Pierre Laval


Laval, Pierre

 

Born June 28, 1883, in Châteldon; died Oct. 15, 1945, in Paris. French statesman. A lawyer by profession.

Laval was a parliamentary deputy from 1914 to 1919 and from 1924 to 1927. From 1927 to 1940 he was a senator. He was a member of the government for several terms. From January 1931 to January 1932 and from June 1935 to January 1936 he was prime minister; from October 1934 to June 1935 he was minister of foreign affairs. In 1935 he concluded agreements with Italy (the Rome Pact) and Great Britain (the Hoare-Laval Agreement of 1935), which facilitated aggression by fascist Italy. He bowed to the pressure of public opinion and on May 2, 1935, signed the Franco-Soviet mutual aid pact prepared by L. Barthou; however, he stubbornly avoided ratifying and implementing the agreement. From the beginning of World War II he held a defeatist position, seeking the conclusion of a separate peace with fascist Germany. On June 23, 1940, after France signed the armistice, Laval assumed the post of state minister in the Pétain government.
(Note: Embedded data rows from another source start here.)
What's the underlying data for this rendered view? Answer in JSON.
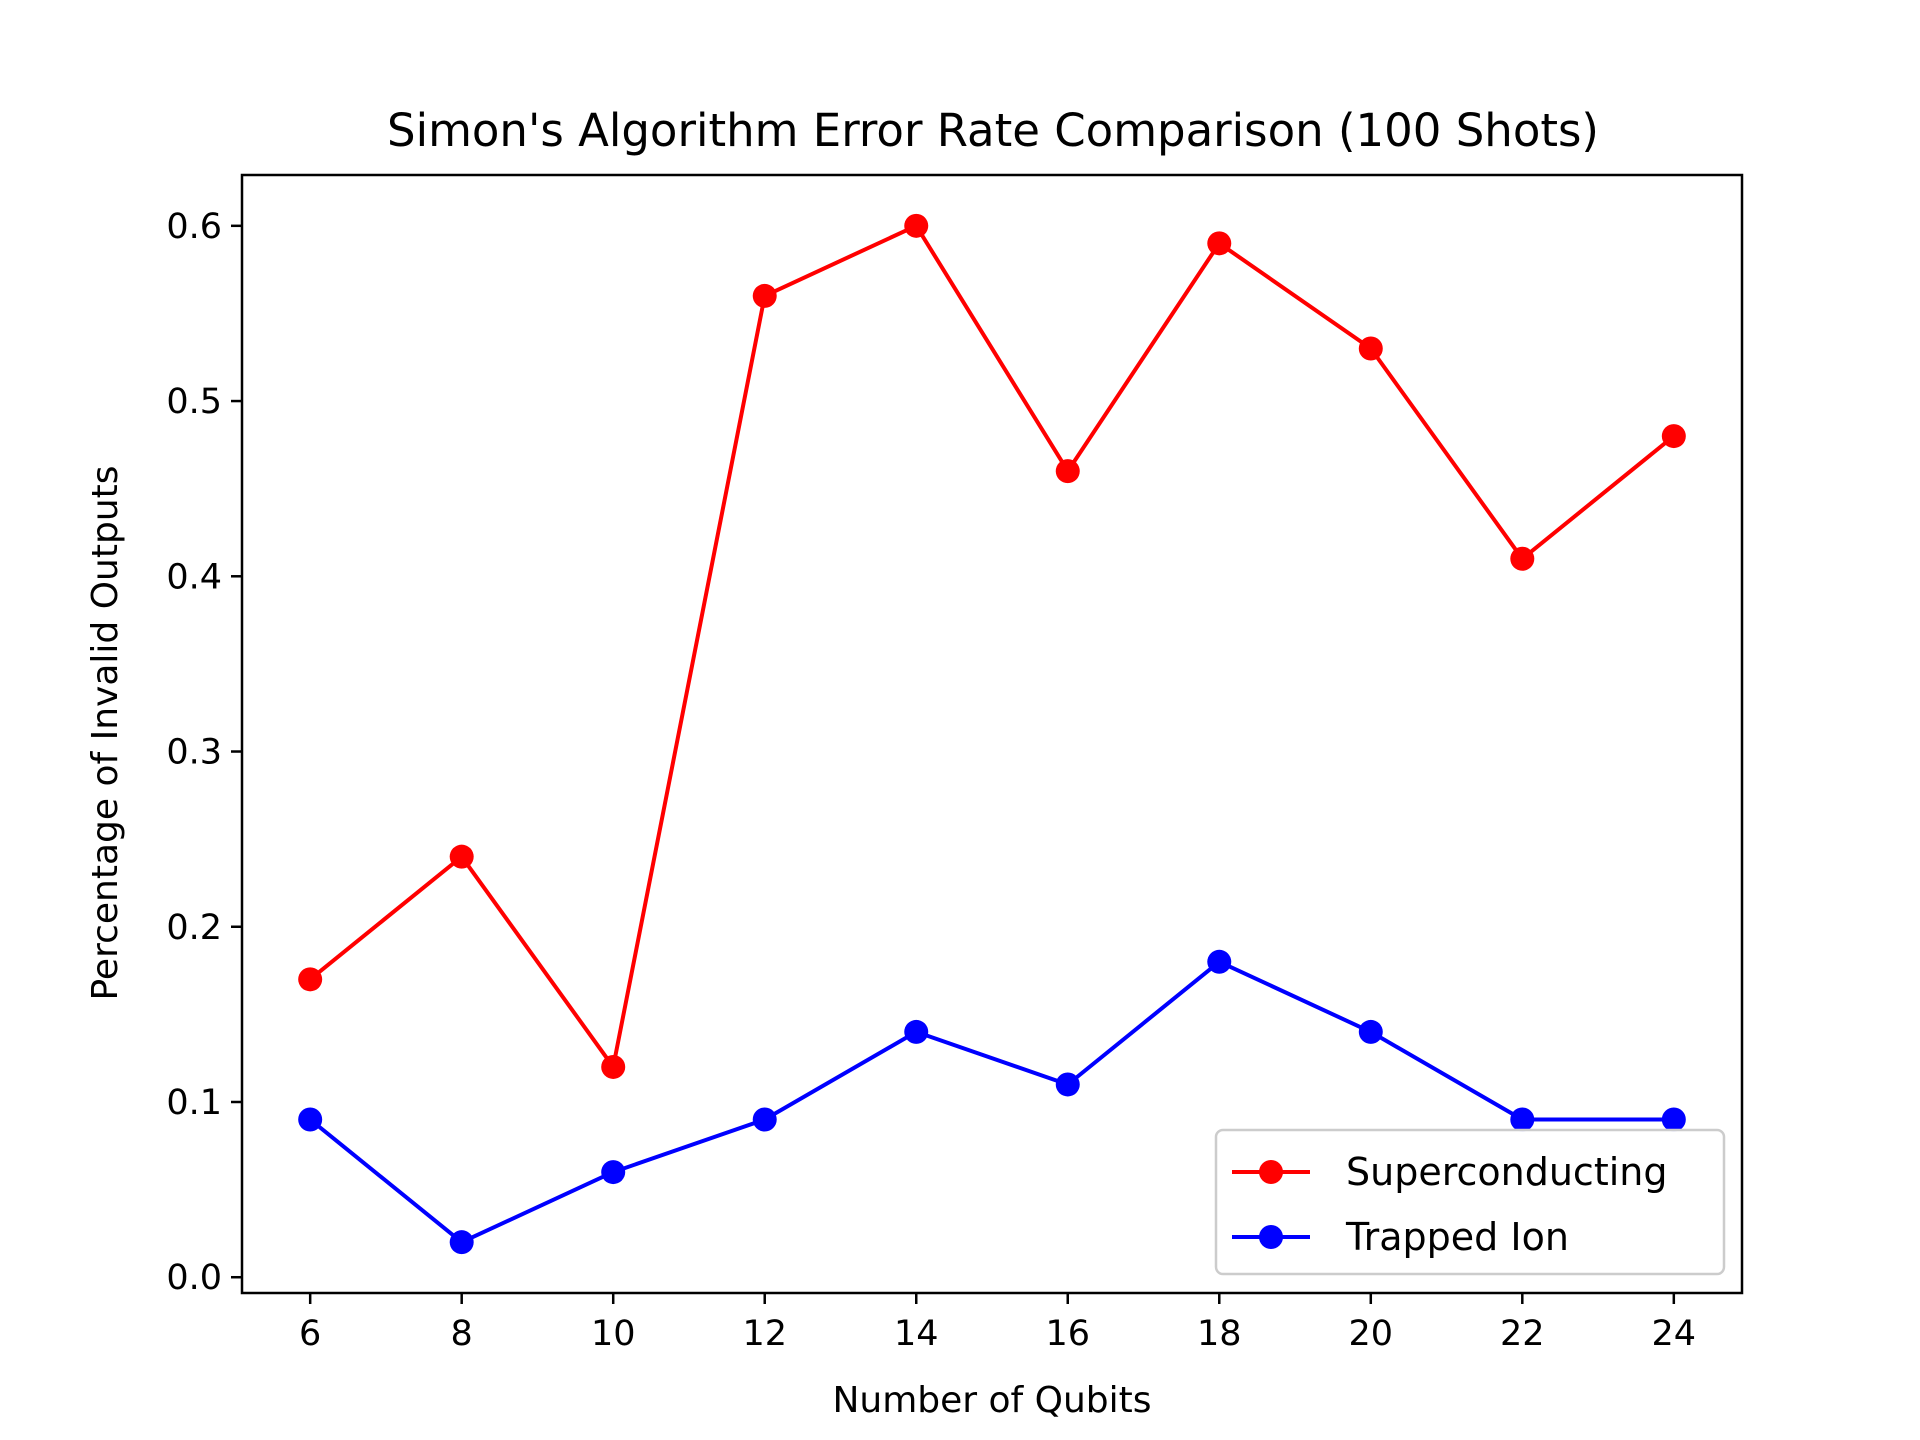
{
  "chart_data": {
    "type": "line",
    "title": "Simon's Algorithm Error Rate Comparison (100 Shots)",
    "xlabel": "Number of Qubits",
    "ylabel": "Percentage of Invalid Outputs",
    "x": [
      6,
      8,
      10,
      12,
      14,
      16,
      18,
      20,
      22,
      24
    ],
    "xlim": [
      5.1,
      24.9
    ],
    "ylim": [
      -0.009,
      0.629
    ],
    "xticks": [
      "6",
      "8",
      "10",
      "12",
      "14",
      "16",
      "18",
      "20",
      "22",
      "24"
    ],
    "yticks": [
      "0.0",
      "0.1",
      "0.2",
      "0.3",
      "0.4",
      "0.5",
      "0.6"
    ],
    "grid": false,
    "legend_position": "lower-right",
    "series": [
      {
        "name": "Superconducting",
        "color": "#ff0000",
        "marker": "circle",
        "values": [
          0.17,
          0.24,
          0.12,
          0.56,
          0.6,
          0.46,
          0.59,
          0.53,
          0.41,
          0.48
        ]
      },
      {
        "name": "Trapped Ion",
        "color": "#0000ff",
        "marker": "circle",
        "values": [
          0.09,
          0.02,
          0.06,
          0.09,
          0.14,
          0.11,
          0.18,
          0.14,
          0.09,
          0.09
        ]
      }
    ]
  }
}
From July 12 to Dec. 13, 1940, he was vice-premier. He acted as an outright accomplice of the Hitlerites. From April 1942 to August 1944 he was prime minister of the collaborationist Vichy government. The moment France was liberated (1944), he fled the country. He was arrested in the American occupation zone of Austria and in August 1945 turned over to the French authorities. At a court trial he was sentenced to death as a traitor and was subsequently shot.